Leadoff – A Couple of Cards I Like

These are a couple of my favourite cards for various reasons, none of which is their monetary worth.

1992-93 Upper Deck #613 - Viktor Kozlov

The reason I enjoy Kozlov’s RC has nothing to do with Kozlov, but has everything to do with the picture on the back:

The Back.

The reason I like this card so much is because of the excellent photo on the reverse.  The action shot makes Kozlov look positively gargantuan and I like to think of him as the Incredible Hulk smashing his way through the opposing defense on the way to violently smushing the goalie with his thumb.  The defenders flanking Kozlov here look like annoying gnats and seem hopelessly outmatched like a puny Wolverine trying to fight the Hulk.  Again.  They should’ve just tried to team tackle him.

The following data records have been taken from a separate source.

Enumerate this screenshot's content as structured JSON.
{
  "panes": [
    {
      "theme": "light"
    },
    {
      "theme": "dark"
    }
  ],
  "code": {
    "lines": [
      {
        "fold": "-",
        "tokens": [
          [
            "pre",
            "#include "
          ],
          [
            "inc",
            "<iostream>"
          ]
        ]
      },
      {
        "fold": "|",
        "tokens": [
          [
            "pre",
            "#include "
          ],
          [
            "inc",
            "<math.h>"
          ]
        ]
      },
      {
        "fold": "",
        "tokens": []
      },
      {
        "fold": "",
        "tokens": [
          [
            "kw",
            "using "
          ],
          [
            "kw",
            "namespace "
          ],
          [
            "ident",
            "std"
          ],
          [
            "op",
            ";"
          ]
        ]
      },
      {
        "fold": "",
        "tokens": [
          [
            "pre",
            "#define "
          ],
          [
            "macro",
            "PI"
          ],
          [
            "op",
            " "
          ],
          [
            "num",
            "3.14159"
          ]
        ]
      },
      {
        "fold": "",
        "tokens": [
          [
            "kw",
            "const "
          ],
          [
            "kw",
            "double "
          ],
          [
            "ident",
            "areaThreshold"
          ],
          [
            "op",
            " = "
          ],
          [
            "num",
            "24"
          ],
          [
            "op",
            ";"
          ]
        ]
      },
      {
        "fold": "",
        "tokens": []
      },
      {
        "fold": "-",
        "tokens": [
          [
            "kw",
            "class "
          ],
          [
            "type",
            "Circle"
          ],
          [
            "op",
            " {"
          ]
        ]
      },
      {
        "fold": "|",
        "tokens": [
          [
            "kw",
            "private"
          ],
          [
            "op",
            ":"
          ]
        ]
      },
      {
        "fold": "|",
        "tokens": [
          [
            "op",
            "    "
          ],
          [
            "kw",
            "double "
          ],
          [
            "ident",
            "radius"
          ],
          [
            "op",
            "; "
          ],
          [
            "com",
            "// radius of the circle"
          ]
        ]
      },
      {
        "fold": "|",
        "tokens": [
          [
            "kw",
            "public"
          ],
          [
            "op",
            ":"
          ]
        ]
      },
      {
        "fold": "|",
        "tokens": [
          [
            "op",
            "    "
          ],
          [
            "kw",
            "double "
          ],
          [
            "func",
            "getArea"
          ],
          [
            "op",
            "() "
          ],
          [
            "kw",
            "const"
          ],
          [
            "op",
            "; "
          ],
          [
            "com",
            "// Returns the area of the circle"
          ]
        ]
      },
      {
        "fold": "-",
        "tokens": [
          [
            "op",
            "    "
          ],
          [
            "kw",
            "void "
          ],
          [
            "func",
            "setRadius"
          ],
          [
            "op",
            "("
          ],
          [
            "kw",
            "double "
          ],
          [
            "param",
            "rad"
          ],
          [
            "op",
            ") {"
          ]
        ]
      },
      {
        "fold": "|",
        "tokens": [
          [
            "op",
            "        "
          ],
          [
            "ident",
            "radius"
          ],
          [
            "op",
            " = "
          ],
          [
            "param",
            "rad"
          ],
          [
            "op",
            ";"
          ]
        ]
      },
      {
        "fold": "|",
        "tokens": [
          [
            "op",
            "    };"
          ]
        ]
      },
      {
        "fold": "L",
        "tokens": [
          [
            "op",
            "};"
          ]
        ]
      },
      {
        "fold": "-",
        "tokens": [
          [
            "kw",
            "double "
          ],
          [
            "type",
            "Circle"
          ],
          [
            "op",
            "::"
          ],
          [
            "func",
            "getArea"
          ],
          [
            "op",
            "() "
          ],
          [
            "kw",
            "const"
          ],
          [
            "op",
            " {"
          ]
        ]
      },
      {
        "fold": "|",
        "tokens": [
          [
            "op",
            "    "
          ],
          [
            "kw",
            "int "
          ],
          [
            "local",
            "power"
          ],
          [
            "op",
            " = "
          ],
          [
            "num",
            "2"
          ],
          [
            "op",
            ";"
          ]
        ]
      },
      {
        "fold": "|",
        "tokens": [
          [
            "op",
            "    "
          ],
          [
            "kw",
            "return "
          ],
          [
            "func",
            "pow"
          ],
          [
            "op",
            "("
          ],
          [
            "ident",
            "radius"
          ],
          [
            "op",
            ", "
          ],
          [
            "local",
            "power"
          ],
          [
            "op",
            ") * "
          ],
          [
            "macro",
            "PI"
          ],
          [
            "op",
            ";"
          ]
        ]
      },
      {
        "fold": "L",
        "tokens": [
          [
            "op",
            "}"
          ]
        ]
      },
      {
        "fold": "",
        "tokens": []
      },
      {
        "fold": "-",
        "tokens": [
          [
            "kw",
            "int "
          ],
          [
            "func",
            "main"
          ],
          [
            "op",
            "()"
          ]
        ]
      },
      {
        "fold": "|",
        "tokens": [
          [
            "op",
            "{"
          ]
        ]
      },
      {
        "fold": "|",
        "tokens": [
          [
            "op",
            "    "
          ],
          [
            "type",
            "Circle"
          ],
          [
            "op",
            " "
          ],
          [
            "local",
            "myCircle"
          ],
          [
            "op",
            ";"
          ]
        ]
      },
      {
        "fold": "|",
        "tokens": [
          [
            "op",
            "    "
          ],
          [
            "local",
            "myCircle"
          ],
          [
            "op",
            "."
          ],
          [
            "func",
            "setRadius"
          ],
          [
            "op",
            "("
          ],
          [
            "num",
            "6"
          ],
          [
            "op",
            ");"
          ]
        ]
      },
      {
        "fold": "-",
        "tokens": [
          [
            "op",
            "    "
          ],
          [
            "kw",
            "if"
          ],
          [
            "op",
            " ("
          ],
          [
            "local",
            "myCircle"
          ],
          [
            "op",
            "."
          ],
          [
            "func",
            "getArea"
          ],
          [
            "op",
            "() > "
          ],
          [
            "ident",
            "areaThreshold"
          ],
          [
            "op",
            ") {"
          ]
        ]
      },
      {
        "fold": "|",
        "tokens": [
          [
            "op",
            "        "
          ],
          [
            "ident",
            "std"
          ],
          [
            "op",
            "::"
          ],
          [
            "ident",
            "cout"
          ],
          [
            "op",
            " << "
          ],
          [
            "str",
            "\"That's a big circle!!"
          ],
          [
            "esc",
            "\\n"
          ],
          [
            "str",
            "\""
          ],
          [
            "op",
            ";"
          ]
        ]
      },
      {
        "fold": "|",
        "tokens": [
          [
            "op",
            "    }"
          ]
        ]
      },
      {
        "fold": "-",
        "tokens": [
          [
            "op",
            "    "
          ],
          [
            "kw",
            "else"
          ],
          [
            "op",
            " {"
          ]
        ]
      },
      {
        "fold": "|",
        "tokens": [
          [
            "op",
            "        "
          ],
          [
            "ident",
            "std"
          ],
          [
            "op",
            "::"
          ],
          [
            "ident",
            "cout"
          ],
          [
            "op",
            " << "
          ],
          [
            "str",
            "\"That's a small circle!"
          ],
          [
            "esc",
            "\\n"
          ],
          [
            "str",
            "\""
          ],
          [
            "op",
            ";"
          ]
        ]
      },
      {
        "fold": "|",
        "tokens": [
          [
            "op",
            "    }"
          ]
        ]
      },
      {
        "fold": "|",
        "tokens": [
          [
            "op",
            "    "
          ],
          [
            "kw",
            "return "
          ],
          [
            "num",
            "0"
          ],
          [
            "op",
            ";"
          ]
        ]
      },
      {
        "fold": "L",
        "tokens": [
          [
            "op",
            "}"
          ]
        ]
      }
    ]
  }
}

1993 Upper Deck On Deck #D10 - Dennis Eckersley

I generally liked this insert set made by Upper Deck back in 1993 because it showed players in a relaxed state and provided a glimpse into their personalities.  At the time, I traded a Carlos Delgado card from this set to a speculator who gave me 14 of the cards from this set.  I was happy at the time until I figured out Delgado was going to be a star for my hometown Blue Jays, but in retrospect, I’m now much happier with the haul I took in.  This card of Eck isn’t appealing to me because of the front though – again, the back hides the real treasure.

Can you spot Eck's comedically poor judgment?

This card is hilarious.  Most players included in this set were asked to name a player they’d pick to start a team around, and while there were many obvious choices, Eckersley for some reason seems to fear Travis Fryman as if he were God himself and wasn’t too keen on being the last kid picked on the playground.  Assuming that Eck is going on 1992 stats, Fryman’s line looks like this: .266/.316/20/96.  Respectable in most cases, but I’m not sure it merits the kind of praise a dispersal draft first pick would be indicative of.  I’m not about to look it up, but maybe Fryman had a record of victimizing Eck in their one-on-one battles…

Out of the 12 cards I have from this set, the vote tally turned out like this:
Ken Griffey Jr. – 2 votes
Barry Bonds – 2 votes
Kirby Puckett – 3 votes (Includes one self vote)
Lenny Dykstra – 1 vote (Straw)
Travis Fryman -1 vote  (Eck)
Andy Van Slyke – 1 vote (himself)
Barry Larkin – 1 vote

Three players I have, Ryno, Jose Canseco and Wade Boggs weren’t asked or elected not to answer the question.  Overall, Kirby Puckett won the very divided vote with 3 out of 11 polled.  One of which was Kirby Puckett.

If anyone has more of these cards, I’d be happy to trade for them!